OPINION:
The Tea Party movement continues to baffle the self-styled political experts who dominate media coverage. Candidates once written off as cranks with no chance of winning triumphed in Tuesday’s primaries. In particular, the success of principled candidates in Delaware and New York will force establishment types to face an inconvenient Obama-era truth. Liberal ideology has failed, and the public knows it.
In the clearest contest, Delaware Tea Party darling Christine O’Donnell won a five-point victory over Rep. Michael N. Castle for the Republican Senate nomination. Mr. Castle is a well-known quantity, a liberal first elected to the state legislature in 1966 who has served in a number of statewide offices, including governor and congressman.

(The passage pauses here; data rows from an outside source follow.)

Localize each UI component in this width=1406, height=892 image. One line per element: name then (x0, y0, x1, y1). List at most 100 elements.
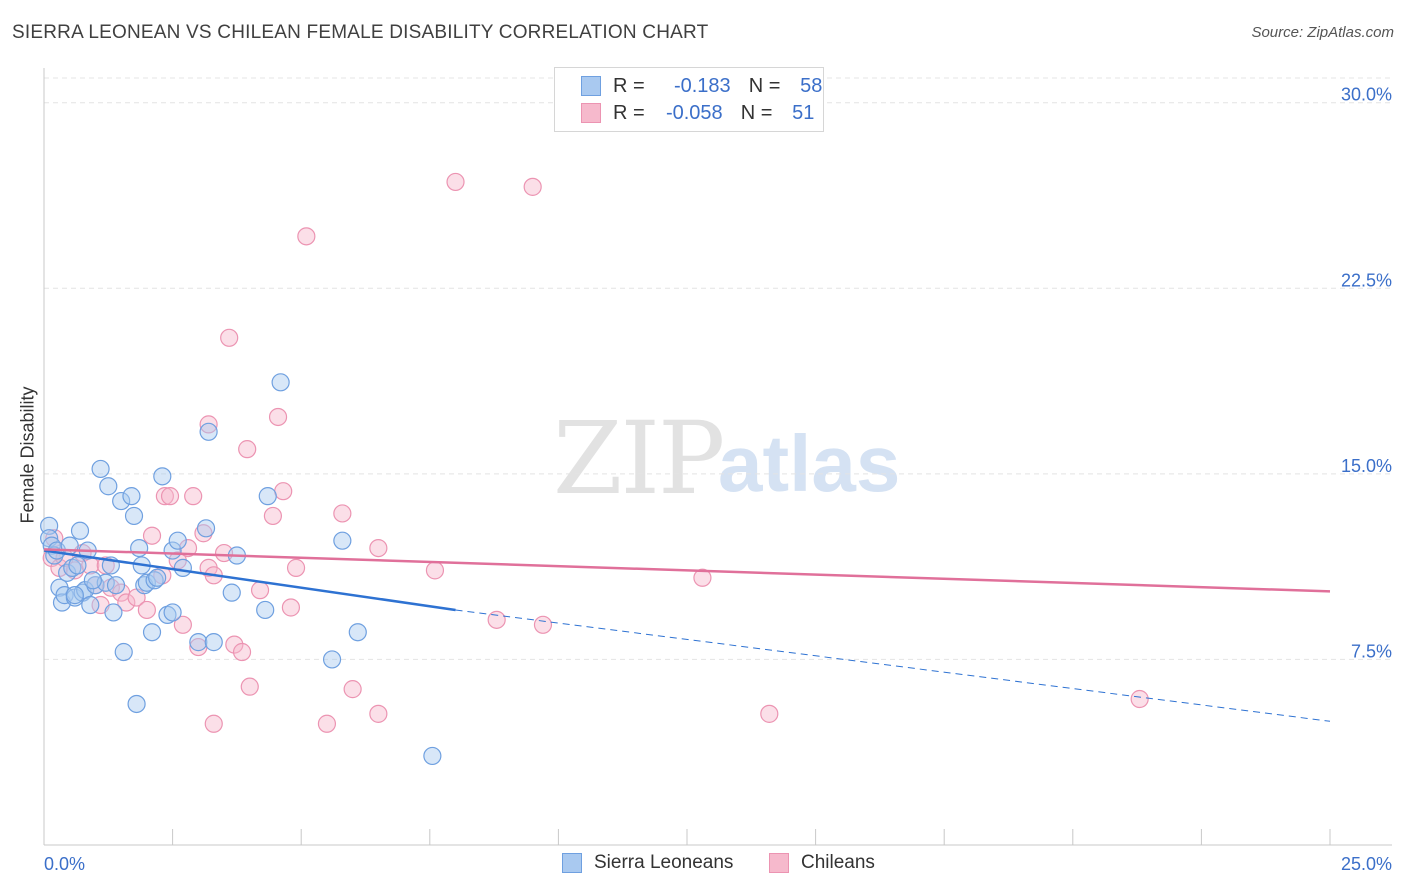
chilean-point (173, 615, 192, 634)
sierra-leonean-point (322, 650, 342, 669)
chilean-point (238, 440, 257, 459)
source-label: Source: ZipAtlas.com (1251, 24, 1394, 41)
chilean-point (225, 635, 244, 654)
legend-swatch-blue (581, 76, 601, 96)
chart-title: SIERRA LEONEAN VS CHILEAN FEMALE DISABIL… (12, 22, 709, 43)
watermark-atlas: atlas (718, 419, 901, 508)
chilean-point (760, 704, 779, 723)
chilean-point (142, 526, 162, 545)
sierra-leonean-point (423, 746, 442, 766)
sierra-leonean-point (145, 571, 164, 590)
chilean-point (184, 487, 203, 506)
chilean-point (297, 227, 316, 246)
sierra-leonean-point (65, 586, 84, 605)
chilean-point (220, 328, 239, 347)
chilean-point (446, 172, 465, 192)
sierra-leonean-point (204, 633, 223, 652)
y-tick-label: 15.0% (1341, 456, 1392, 476)
tick-labels: 7.5% 15.0% 22.5% 30.0% 0.0% 25.0% (44, 85, 1392, 874)
legend-box: R = -0.183 N = 58 R = -0.058 N = 51 (554, 67, 824, 132)
legend-n-value: 58 (800, 74, 823, 97)
sierra-leonean-point (99, 477, 118, 496)
y-tick-label: 7.5% (1351, 641, 1392, 661)
sierra-leonean-point (104, 603, 123, 622)
chilean-point (369, 538, 388, 558)
legend-r-value: -0.183 (673, 74, 731, 97)
sierra-leonean-point (196, 519, 216, 538)
sierra-leonean-point (124, 506, 144, 526)
chilean-point (369, 704, 388, 723)
chilean-point (204, 714, 223, 733)
chilean-point (160, 487, 180, 506)
watermark-zip: ZIP (553, 400, 725, 517)
chilean-point (333, 504, 352, 523)
chilean-point (533, 615, 553, 634)
chilean-point (117, 593, 136, 612)
bottom-legend-chileans: Chileans (769, 852, 875, 874)
chilean-point (317, 714, 337, 733)
sierra-leonean-point (70, 521, 90, 540)
chilean-point (137, 600, 156, 620)
chilean-point (178, 538, 198, 558)
legend-r-value: -0.058 (665, 101, 723, 124)
sierra-leonean-point (40, 516, 59, 535)
sierra-leonean-point (142, 623, 162, 642)
trend-lines (43, 548, 1331, 722)
sierra-leonean-point (91, 459, 110, 479)
bottom-legend-label: Chileans (801, 852, 875, 873)
sierra-leonean-point (68, 556, 87, 575)
y-tick-label: 22.5% (1341, 270, 1392, 290)
sierra-leonean-point (173, 558, 192, 577)
sierra-leonean-point (153, 467, 172, 486)
x-tick-label-max: 25.0% (1341, 854, 1392, 874)
chilean-point (274, 482, 293, 501)
sierra-leonean-point (348, 623, 367, 642)
bottom-legend-sierra-leoneans: Sierra Leoneans (562, 852, 733, 874)
legend-r-label: R = (613, 101, 645, 124)
sierra-leonean-point (189, 633, 208, 652)
sierra-leonean-point (112, 491, 131, 511)
chilean-point (155, 487, 174, 506)
sierra-leonean-point (256, 600, 275, 620)
chilean-point (523, 177, 542, 196)
chilean-point (194, 524, 213, 543)
y-axis-label: Female Disability (17, 386, 38, 524)
legend-n-value: 51 (792, 101, 815, 124)
chilean-point (343, 680, 362, 699)
chilean-point (232, 642, 252, 662)
sierra-leonean-point (222, 583, 241, 602)
bottom-legend-label: Sierra Leoneans (594, 852, 734, 873)
chilean-point (199, 415, 218, 434)
sierra-leonean-point (168, 531, 187, 550)
sierra-leonean-point (83, 571, 102, 590)
chilean-point (250, 581, 270, 600)
chilean-point (487, 610, 506, 629)
axis-layer (43, 68, 1392, 846)
sierra-leonean-point (122, 487, 141, 506)
legend-swatch-pink (581, 103, 601, 123)
bottom-legend-swatch-blue (562, 853, 582, 873)
sierra-leonean-point (271, 373, 290, 392)
chilean-point (263, 506, 283, 526)
sierra-leoneans-points (40, 373, 442, 766)
sierra-leonean-point (127, 694, 146, 714)
sierra-leonean-point (81, 595, 100, 615)
chilean-point (425, 561, 445, 580)
sierra-leonean-point (199, 422, 218, 441)
sierra-leonean-point (106, 576, 126, 595)
chilean-point (268, 407, 288, 427)
sierra-leonean-point (148, 568, 167, 587)
chileans-trend-line (43, 548, 1331, 593)
sierra-leoneans-trend-line (43, 549, 456, 612)
chilean-point (1130, 689, 1149, 709)
legend-row-sierra-leoneans: R = -0.183 N = 58 (581, 74, 822, 98)
chilean-point (286, 558, 306, 577)
legend-row-chileans: R = -0.058 N = 51 (581, 101, 814, 125)
chilean-point (240, 677, 259, 696)
legend-n-label: N = (740, 101, 773, 124)
sierra-leonean-point (333, 531, 352, 550)
legend-n-label: N = (748, 74, 781, 97)
chilean-point (281, 598, 301, 617)
sierra-leonean-point (258, 487, 277, 506)
sierra-leonean-point (114, 642, 133, 662)
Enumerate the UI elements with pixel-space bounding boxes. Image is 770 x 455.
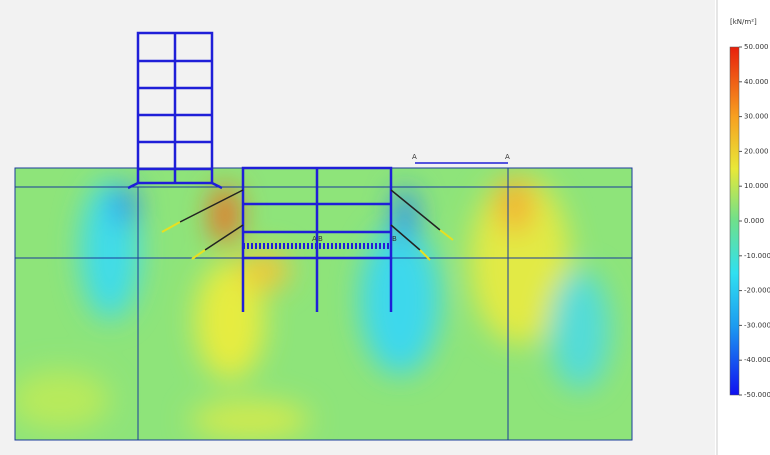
colorbar-tick-label: 10.000 — [744, 182, 769, 190]
load-label: A — [412, 153, 417, 161]
colorbar-tick-label: -30.000 — [744, 321, 770, 329]
colorbar-tick-label: 30.000 — [744, 113, 769, 121]
load-label: A — [312, 235, 317, 243]
contour-field — [10, 168, 632, 440]
colorbar-tick-label: -10.000 — [744, 252, 770, 260]
colorbar-tick-label: 0.000 — [744, 217, 764, 225]
colorbar-unit: [kN/m²] — [730, 18, 757, 26]
colorbar-tick-label: -20.000 — [744, 287, 770, 295]
load-label: A — [505, 153, 510, 161]
colorbar-tick-label: 50.000 — [744, 43, 769, 51]
screen: A A A B B [kN/m²] 50.000 40.000 30.000 20.0… — [0, 0, 770, 455]
colorbar — [730, 47, 739, 395]
load-label: B — [318, 235, 323, 243]
colorbar-tick-label: 40.000 — [744, 78, 769, 86]
colorbar-tick-label: 20.000 — [744, 147, 769, 155]
load-label: B — [392, 235, 397, 243]
colorbar-tick-label: -50.000 — [744, 391, 770, 399]
colorbar-tick-label: -40.000 — [744, 356, 770, 364]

The distinction between the Tea Party and establishment candidates is not always as clear. New York Republicans strongly preferred businessman Carl Paladino over former Rep. Rick Lazio for the right to challenge Democratic state Attorney General Andrew M. Cuomo for the governor’s office in November. Mr. Lazio’s lifetime rating of 65 percent from the American Conservative Union is more impressive than Mr. Castle’s, whose 2008 score dipped to just 28. Mr. Paladino, however, ran as an unabashed conservative who would slash both spending and taxes.
Those who confidently predicted candidates like Miss O’Donnell and Mr. Paladino would never win their primaries must now shift their talking points to assure us that they are “too extreme” to win the general election. Recent history proves this to be wishful thinking. The same pundits told us that Republican Chris Christie’s uncompromising message of fiscal responsibility would never work in the Democratic stronghold of New Jersey, where he was elected governor anyway. Few thought Scott Brown - a moderate with Tea Party backing - could win a Senate seat in Massachusetts that has not held a Republican in three decades.
Tuesday’s primary voters realized that November victories for Miss O’Donnell and Mr. Paladino are possible, but not assured. Much will come down to the performance of the individual candidates and full backing by Republican Party insiders who have a hard time concealing their disappointment at the result. The Tea Party appeals to those who see the “run to the center” game as proof that a candidate considers winning to be the only objective. Tuesday’s voters were willing to take a stand and risk a loss on principled grounds instead of accepting candidates more likely to go along with the tax-and-spend agenda of the left.
The last thing the nation needs is another set of elected squishes willing to accept billions in new “stimulus” projects while public debt swells beyond $13.4 trillion. As families across the country have had to face their own personal financial crises, they know there is only one true cure for runaway debt: Shred the credit cards and stop spending. Tea Party candidates advocating equivalent fiscal responsibility in the statehouse and in Congress will find that their message resonates with more people than empty phrases read from a teleprompter promising “change.” That’s why Tea Party candidates can win in any of the 50 states in November.